Staring at laptops adorned with stickers, sipping coffee, tapping their sneakers, the young people who gathered for a talk from a visiting technology journalist Thursday evening looked like they might be at Durham’s American Underground or some other entrepreneurial hub in the United States. They nodded when the host said “awesome” and “cool.” They laughed at a joke about Pokémon Go.
But they weren’t in Durham, much less Silicon Valley. They were in Chisinau, the capital of the Republic of Moldova, a country whose economy is struggling and whose people often voice skepticism about the possibility of making a change in the world.
Almost all in their 20s and 30s, they gathered to hear Andrii Degeler offer advice on how to promote their startup businesses to reporters. Degeler, a Ukrainian native who now lives in Amsterdam, reports on the Central and East European tech scene for The Next Web and publishes a newsletter about the region.
“Salaries are much lower in Moldova,” he noted, saying this has the potential to provide “more freedom to experiment” to international companies that recruit Moldovan talent. The meeting’s host, Sergiu Matei, cautioned, however, that local entrepreneurs will succeed only if they are willing to fail, an idea familiar to U.S. startups but challenging in a post-Soviet nation where many people are risk-averse.
Matei joined Degeler on the stage, both in armchairs, one wearing shorts, the other a black T shirt. A projected slide behind them showed the event’s sponsors — local companies, media partners, the U.S. government and others.
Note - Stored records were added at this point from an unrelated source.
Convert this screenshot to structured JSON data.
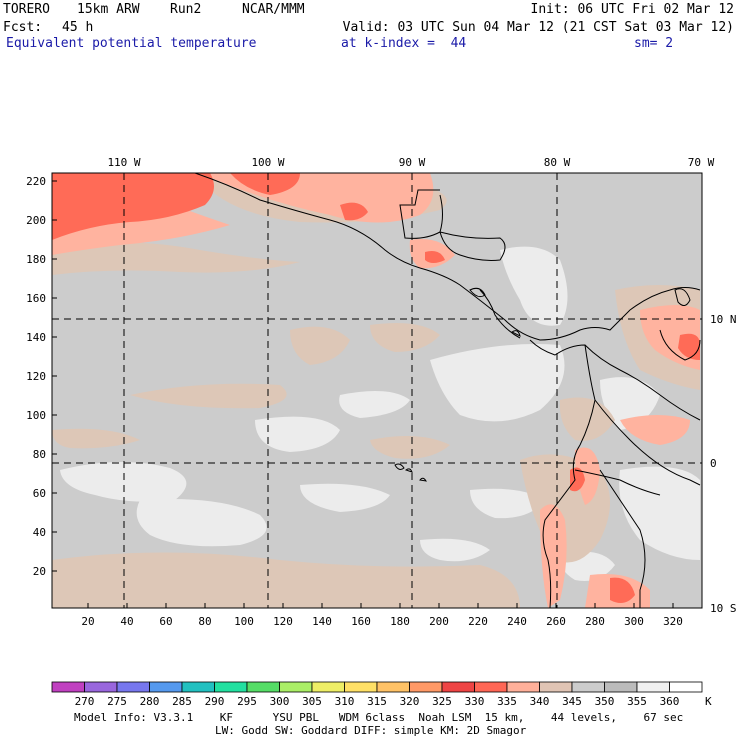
{
  "header": {
    "model": "TORERO",
    "resolution": "15km ARW",
    "run": "Run2",
    "institution": "NCAR/MMM",
    "init": "Init: 06 UTC Fri 02 Mar 12",
    "forecast_label": "Fcst:",
    "forecast_hour": "45 h",
    "valid": "Valid: 03 UTC Sun 04 Mar 12 (21 CST Sat 03 Mar 12)",
    "field": "Equivalent potential temperature",
    "level": "at k-index =  44",
    "smoothing": "sm= 2"
  },
  "map": {
    "lon_labels": [
      "110 W",
      "100 W",
      "90 W",
      "80 W",
      "70 W"
    ],
    "lat_labels": [
      "10 N",
      "0",
      "10 S"
    ],
    "y_ticks": [
      "220",
      "200",
      "180",
      "160",
      "140",
      "120",
      "100",
      "80",
      "60",
      "40",
      "20"
    ],
    "x_ticks": [
      "20",
      "40",
      "60",
      "80",
      "100",
      "120",
      "140",
      "160",
      "180",
      "200",
      "220",
      "240",
      "260",
      "280",
      "300",
      "320"
    ]
  },
  "colorbar": {
    "levels": [
      "270",
      "275",
      "280",
      "285",
      "290",
      "295",
      "300",
      "305",
      "310",
      "315",
      "320",
      "325",
      "330",
      "335",
      "340",
      "345",
      "350",
      "355",
      "360"
    ],
    "unit": "K",
    "colors": [
      "#c040c0",
      "#9966dd",
      "#7777ee",
      "#5599ee",
      "#22c0c0",
      "#22e0a0",
      "#55dd66",
      "#aaee66",
      "#eeee66",
      "#ffe066",
      "#ffc266",
      "#ff9966",
      "#ee4444",
      "#ff6655",
      "#ffb09a",
      "#e0c4b4",
      "#cccccc",
      "#bbbbbb",
      "#f0f0f0",
      "#ffffff"
    ]
  },
  "footer": {
    "line1": "Model Info: V3.3.1    KF      YSU PBL   WDM 6class  Noah LSM  15 km,    44 levels,    67 sec",
    "line2": "LW: Godd SW: Goddard DIFF: simple KM: 2D Smagor"
  }
}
Chisinau’s Dreamups Innovation Campus organized the event. Founded only in March, the group calls itself “a community where young entrepreneurs learn, share ideas and launch global companies.” It hosts networking events, pitching sessions and discussions with mentors. It runs a startup accelerator program and helps sponsor local events such as Startup Grind Chisinau. Its website features quotes from Steve Jobs, Mark Zuckerberg and others.
Matei, 29, helped launch several companies when he lived in California’s Bay Area, returning to Chisinau to be with his family and work with the local office of a London-based language translation company. He also wanted to “give back to my community” by sharing his expertise with young Moldovans interested in starting their own companies. About 3,000 people have already participated in Dreamups activities, he says.
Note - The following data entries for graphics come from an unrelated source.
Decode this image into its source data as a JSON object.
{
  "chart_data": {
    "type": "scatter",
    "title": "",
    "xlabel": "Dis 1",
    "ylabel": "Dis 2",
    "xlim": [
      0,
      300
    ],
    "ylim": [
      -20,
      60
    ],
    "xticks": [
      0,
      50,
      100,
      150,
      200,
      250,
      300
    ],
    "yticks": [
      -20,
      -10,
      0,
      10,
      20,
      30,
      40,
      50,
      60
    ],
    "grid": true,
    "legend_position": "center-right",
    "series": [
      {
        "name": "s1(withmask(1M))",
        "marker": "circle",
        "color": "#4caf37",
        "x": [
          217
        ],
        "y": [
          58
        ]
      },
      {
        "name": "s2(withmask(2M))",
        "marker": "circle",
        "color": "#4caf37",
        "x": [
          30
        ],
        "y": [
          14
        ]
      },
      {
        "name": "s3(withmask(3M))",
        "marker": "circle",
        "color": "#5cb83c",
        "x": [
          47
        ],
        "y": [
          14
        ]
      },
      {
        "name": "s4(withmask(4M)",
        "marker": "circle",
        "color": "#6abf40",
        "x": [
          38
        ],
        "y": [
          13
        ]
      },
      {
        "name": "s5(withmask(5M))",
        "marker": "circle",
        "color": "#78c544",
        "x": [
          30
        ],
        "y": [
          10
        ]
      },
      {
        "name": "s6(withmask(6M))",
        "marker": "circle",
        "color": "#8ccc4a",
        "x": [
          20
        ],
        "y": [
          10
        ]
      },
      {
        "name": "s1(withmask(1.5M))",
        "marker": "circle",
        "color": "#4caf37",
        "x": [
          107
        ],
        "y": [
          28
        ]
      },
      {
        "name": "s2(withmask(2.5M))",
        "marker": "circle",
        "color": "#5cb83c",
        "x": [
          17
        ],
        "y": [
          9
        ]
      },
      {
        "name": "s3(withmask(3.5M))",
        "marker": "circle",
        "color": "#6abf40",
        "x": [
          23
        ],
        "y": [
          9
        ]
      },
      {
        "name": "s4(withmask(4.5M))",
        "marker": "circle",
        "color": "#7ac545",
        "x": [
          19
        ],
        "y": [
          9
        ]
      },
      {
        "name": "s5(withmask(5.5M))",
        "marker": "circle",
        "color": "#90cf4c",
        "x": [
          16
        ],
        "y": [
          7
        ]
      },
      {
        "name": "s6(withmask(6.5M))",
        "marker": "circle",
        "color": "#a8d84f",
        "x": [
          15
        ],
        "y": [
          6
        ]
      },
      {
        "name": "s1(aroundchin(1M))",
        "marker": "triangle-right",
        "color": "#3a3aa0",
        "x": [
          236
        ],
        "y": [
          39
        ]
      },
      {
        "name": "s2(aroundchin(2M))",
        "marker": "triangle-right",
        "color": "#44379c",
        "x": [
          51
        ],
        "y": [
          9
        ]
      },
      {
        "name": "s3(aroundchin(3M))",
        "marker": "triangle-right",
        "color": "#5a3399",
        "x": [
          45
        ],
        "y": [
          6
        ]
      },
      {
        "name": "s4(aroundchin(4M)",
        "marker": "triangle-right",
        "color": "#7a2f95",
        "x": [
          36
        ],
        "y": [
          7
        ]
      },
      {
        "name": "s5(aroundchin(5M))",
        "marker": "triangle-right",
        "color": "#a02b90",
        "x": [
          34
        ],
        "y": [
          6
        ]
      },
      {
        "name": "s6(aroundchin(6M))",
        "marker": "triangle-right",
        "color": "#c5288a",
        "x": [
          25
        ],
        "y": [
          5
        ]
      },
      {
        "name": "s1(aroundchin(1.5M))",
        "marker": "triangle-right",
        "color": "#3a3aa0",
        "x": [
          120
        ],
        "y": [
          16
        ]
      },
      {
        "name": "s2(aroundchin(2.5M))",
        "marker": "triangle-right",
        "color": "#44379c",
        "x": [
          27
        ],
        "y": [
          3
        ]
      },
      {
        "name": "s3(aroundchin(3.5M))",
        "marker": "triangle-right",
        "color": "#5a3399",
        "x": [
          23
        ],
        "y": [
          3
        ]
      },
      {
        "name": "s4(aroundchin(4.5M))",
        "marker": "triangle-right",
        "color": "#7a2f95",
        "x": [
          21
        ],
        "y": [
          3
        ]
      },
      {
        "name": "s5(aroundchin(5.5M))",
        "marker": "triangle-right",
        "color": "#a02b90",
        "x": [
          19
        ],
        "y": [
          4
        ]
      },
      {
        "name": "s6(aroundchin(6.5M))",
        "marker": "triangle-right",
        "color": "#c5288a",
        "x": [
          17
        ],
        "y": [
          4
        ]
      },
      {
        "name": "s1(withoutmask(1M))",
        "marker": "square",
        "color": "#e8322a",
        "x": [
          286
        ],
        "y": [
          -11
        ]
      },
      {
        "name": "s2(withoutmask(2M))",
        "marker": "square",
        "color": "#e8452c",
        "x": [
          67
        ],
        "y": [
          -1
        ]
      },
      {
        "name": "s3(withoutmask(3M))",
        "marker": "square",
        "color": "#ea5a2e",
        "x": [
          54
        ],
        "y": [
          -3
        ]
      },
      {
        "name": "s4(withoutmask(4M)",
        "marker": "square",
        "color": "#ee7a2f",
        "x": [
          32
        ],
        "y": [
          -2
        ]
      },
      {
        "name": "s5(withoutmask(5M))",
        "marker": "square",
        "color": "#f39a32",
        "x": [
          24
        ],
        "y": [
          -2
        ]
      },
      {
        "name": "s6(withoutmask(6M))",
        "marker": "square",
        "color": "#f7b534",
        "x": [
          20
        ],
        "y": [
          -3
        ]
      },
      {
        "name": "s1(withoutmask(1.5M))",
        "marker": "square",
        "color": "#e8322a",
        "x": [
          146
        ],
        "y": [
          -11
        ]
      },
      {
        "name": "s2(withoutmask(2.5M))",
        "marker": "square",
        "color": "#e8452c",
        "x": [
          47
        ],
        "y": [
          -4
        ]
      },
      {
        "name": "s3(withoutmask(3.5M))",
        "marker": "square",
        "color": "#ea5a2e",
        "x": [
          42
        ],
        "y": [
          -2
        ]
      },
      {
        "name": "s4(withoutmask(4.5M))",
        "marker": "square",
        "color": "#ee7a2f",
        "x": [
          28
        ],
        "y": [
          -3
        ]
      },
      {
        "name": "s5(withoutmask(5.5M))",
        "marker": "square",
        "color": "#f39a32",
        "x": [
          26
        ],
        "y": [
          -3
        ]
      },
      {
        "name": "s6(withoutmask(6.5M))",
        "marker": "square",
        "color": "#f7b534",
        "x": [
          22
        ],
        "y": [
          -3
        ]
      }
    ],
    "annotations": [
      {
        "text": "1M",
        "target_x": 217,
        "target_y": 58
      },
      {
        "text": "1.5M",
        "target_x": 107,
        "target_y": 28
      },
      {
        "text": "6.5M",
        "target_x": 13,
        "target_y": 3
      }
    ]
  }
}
Back when I was in Durham, I interacted with the thriving local startup scene, which I helped publicize through articles such as these. Durham’s entrepreneurs face many challenges but these now seem small compared to the ones in Moldova, where venture capital is scarce, collaborators are few and the entire system can seem stacked against a bright young person with a great idea. Yet here was an entire room of them on Thursday evening, determined to make an impact. It was impressive.
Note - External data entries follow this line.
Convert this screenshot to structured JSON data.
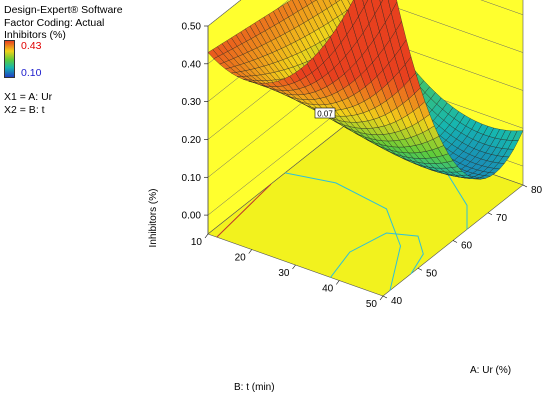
{
  "software": {
    "name": "Design-Expert® Software",
    "coding": "Factor Coding: Actual",
    "response": "Inhibitors (%)"
  },
  "legend": {
    "max": "0.43",
    "min": "0.10",
    "max_color": "#e00000",
    "min_color": "#1a1acc"
  },
  "factors": {
    "x1": "X1 = A: Ur",
    "x2": "X2 = B: t"
  },
  "colors": {
    "wall": "#ffff2e",
    "floor": "#f2f21e",
    "contour": "#2fc0d8"
  },
  "chart_data": {
    "type": "surface3d",
    "title": "",
    "xlabel": "A: Ur (%)",
    "ylabel": "B: t (min)",
    "zlabel": "Inhibitors (%)",
    "x_range": [
      40,
      80
    ],
    "y_range": [
      10,
      50
    ],
    "z_range": [
      -0.05,
      0.5
    ],
    "x_ticks": [
      "40",
      "50",
      "60",
      "70",
      "80"
    ],
    "y_ticks": [
      "10",
      "20",
      "30",
      "40",
      "50"
    ],
    "z_ticks": [
      "0.00",
      "0.10",
      "0.20",
      "0.30",
      "0.40",
      "0.50"
    ],
    "annotation": "0.07",
    "corner_values": {
      "ur40_t10": 0.37,
      "ur80_t10": 0.43,
      "ur40_t50": 0.0,
      "ur80_t50": 0.34
    },
    "minimum": {
      "ur": 72,
      "t": 50,
      "value": -0.04
    }
  }
}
I hope to write again about Dreamups and some other programs here that are promoting innovation and entrepreneurship, especially among girls and women. Peace Corps is working with two of these, Diamond Vision and Technovation. If you’re interested in this topic, I hope you’ll share a comment or words of encouragement here with Sergiu and the others. I’m sure they’d appreciate it. Perhaps someone might even want to send them some stickers for their laptops? That would be cool, possibly even awesome.